One Poem by Irene Cunningham

Written in response to this month’s Special Challenge.

Living in an Artefact

Sinking into a canvas, holding on
for ever to the writing on the wall;
speed-crafted letters outlined in black jab
at the world’s scathing eyes that don’t bother
to read. This is me, the remnant at home
with her walls, growing in a chair, a weed,
unkempt, unwanted and pestilential.
I know where everything is, extending
grabber supports my freedom to just sit
through action – exorcising exercise.
I’m in training for the long death, losing
mindfulness; living statues in tourist
season perfect this view of life, pull in
coin…live to pay the piper and the bills.

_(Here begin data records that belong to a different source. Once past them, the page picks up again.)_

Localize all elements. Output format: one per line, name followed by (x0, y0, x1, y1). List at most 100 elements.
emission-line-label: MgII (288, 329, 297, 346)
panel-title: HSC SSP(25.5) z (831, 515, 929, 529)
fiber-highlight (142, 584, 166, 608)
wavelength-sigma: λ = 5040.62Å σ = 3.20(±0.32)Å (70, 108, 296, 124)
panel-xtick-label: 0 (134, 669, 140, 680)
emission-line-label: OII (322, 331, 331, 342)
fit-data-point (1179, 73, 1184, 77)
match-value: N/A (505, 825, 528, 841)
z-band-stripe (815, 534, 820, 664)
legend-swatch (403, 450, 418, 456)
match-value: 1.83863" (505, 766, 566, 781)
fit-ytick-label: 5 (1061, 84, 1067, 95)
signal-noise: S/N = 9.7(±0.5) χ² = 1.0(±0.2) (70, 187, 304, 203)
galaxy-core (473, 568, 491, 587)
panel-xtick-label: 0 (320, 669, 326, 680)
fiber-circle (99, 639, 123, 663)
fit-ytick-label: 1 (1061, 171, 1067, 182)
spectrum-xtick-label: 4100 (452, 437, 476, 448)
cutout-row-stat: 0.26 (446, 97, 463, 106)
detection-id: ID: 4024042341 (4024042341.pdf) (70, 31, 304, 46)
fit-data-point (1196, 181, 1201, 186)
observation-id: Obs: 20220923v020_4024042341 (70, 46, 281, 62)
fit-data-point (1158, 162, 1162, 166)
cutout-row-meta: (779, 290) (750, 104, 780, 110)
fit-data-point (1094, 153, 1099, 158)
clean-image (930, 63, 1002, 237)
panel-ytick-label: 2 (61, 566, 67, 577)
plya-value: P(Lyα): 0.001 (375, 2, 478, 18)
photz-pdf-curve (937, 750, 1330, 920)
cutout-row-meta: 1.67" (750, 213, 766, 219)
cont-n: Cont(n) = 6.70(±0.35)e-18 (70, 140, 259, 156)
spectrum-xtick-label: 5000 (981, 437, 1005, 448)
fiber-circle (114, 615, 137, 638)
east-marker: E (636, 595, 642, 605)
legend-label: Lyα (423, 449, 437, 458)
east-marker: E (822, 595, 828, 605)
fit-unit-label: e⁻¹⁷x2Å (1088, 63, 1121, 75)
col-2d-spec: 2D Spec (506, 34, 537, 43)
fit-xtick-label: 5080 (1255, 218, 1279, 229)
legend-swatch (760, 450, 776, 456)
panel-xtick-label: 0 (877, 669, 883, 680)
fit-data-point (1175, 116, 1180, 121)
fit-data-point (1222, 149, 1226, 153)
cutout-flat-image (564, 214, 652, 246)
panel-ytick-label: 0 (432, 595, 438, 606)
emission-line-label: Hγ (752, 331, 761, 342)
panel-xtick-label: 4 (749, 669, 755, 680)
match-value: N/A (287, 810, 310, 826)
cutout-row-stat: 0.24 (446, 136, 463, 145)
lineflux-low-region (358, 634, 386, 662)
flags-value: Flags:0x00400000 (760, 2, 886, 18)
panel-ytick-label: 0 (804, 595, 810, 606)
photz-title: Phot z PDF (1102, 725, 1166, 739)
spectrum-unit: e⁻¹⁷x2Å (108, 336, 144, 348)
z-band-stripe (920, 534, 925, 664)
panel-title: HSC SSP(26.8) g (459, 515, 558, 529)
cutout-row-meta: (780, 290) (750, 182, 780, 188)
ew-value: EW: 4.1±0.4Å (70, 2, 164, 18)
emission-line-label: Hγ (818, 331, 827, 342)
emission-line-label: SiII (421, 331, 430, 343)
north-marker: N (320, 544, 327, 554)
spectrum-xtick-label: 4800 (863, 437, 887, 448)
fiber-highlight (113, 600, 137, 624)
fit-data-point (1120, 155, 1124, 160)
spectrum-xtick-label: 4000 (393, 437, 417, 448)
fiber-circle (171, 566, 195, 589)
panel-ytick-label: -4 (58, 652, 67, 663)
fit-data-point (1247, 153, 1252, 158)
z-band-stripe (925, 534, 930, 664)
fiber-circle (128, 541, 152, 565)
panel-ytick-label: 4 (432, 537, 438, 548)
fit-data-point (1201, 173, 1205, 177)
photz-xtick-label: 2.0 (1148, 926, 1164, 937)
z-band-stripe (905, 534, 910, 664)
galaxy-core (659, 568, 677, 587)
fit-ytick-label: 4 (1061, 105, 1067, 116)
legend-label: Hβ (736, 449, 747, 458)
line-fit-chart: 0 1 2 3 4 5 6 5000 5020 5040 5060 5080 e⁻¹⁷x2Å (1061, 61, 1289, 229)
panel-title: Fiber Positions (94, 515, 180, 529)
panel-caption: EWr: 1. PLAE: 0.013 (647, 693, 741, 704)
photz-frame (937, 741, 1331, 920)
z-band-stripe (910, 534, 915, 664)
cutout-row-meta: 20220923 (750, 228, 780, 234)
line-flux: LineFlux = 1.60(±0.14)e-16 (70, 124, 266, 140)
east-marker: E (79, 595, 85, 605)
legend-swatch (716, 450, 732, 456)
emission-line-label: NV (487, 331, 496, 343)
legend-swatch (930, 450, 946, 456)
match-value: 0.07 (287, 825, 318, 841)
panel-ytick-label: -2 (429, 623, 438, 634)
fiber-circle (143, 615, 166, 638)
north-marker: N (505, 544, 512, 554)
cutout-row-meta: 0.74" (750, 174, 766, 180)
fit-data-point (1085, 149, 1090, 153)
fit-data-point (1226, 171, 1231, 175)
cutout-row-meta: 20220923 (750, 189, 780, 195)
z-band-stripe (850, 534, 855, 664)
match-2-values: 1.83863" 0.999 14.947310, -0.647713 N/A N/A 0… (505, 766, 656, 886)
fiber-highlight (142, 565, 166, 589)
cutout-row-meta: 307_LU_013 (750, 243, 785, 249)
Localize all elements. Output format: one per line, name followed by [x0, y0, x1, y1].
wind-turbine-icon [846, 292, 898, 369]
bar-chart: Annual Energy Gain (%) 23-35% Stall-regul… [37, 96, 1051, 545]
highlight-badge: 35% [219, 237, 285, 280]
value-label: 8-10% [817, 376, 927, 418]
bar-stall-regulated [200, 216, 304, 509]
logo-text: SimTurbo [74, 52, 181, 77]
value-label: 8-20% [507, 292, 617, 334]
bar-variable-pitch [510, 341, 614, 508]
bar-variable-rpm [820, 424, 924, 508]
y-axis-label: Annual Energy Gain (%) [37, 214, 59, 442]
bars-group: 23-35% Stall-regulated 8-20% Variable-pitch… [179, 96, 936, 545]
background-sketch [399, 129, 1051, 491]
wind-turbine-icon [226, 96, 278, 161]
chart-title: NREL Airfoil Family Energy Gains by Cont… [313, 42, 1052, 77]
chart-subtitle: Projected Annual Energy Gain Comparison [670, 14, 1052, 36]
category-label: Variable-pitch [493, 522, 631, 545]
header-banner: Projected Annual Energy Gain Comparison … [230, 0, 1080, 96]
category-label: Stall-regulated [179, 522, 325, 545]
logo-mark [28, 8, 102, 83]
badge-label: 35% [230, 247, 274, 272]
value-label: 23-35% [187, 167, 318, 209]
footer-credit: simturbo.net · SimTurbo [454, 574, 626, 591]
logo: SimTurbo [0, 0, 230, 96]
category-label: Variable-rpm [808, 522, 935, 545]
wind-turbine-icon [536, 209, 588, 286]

Irene Cunningham’s recent publications: Picaroon, South Bank Poetry, I am not a Silent Poet, Riggwelter, The Lake, Multiverse, Blue Nib, Visual Verse, Strix. She thinks about the outside world but isn’t often there. Nominated for The Pushcart Prize 2019.

One Poem by Derek Brown

Deborah Kerr

One more age of possibility,
the undying hour of never.
The lost man awaits his bus,
mutters to himself “Oh Mother”.

I’m in love with Deborah Kerr,
she’s been dead for years.
The priest beside his church
recounts a row of tears.

I lose my memory of forgetting,
the starlings rise once more,
to their own solidity,
above the discount store

and the dormant Christmas lights
and the automatic trees.
A strange determination
sails the late November breeze.

In the tearoom’s frozen window
David Niven holds his watch,
his eyes say time is dead,
in a way it always was.

Interminable announcements,
declarations in reverse,
I stand beside those things
I sense cannot disperse.

And piercing through them all;
the vulgarity of grace,
the coarseness of beauty,
salvation’s painted face.


Derek Brown was born and raised in Glasgow, Scotland. He has previously been published in various New Voices Press anthologies, Omphalos Issue 12, Amethyst Review and Nine Muses Poetry.